Monday, Jul. 14, 1947
Crime Cure?
For a long time, the criminal career of Millard F. Wright puzzled the police. Because he seemed to have an uncontrollable urge to steal things, Wright has spent 15 of his 38 years in jail. Often he has stolen things he could neither use nor sell. The last time the cops caught him, after a series of Pittsburgh burglaries, they found his apartment full of hoarded, unused loot, including 40 suits, assorted jewelry, several alarm clocks and radios.
In jail, Wright tried to commit suicide, and was sent to a mental hospital. The hospital treated him, decided that he was sane, and sent him back to jail. Thereupon his lawyer called in a top-ranking Pittsburgh psychiatrist. Dr. Yale David Koskoff, senior neurosurgeon at Montefiore Hospital, suggested a prefrontal lobotomy (brain nerve-cutting) to revamp Wright's "psychopathic personality." That was all right with the prisoner--and with the court.
Last week Millard Wright's brain operation presented the court with a difficult legal question: Is a criminal tendency a disease that surgery can cure? Brought to trial for his burglaries before Judge G. Malcolm McDonald, Wright looked like a new man. He was cheerful, sociable and relaxed. Dr.
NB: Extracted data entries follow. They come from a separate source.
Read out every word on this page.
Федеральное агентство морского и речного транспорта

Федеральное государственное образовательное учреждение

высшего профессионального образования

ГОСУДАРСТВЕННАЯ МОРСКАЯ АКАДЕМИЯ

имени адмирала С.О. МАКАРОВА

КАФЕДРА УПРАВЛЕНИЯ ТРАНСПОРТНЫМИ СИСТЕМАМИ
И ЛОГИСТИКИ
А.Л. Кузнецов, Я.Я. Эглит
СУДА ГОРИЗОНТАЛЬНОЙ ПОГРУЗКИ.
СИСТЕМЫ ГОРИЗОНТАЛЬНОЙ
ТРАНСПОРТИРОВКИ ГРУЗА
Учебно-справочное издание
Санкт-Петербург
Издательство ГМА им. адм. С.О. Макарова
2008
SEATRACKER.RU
Koskoff thought there was a good chance that he had been cured of the urge to steal. But to complete the cure, the prisoner would have to be set free and given a chance to live in a "normal" environment.
Even if Wright had really been cured, Judge McDonald had another disquieting thought to ponder: if he ruled that lobotomy could correct a criminal urge, would the precedent eventually empty all jails? After long thought, in which he decided not to "take this chance," the Judge said: "If we were to accede to the request that Wright be absolved ... we would soon be overwhelmed by similar requests from many other habitual criminals who are now incarcerated . . . and who would be willing to submit to similar operations. ... I have no confidence in such surgery. Hopes, perhaps, but no confidence."
Nonetheless, as a reward for Wright's "desire to help medical science," Judge McDonald let him off with a light sentence--two to twelve years in the penitentiary (instead of the 40 years to life Wright might have expected to get as a habitual offender).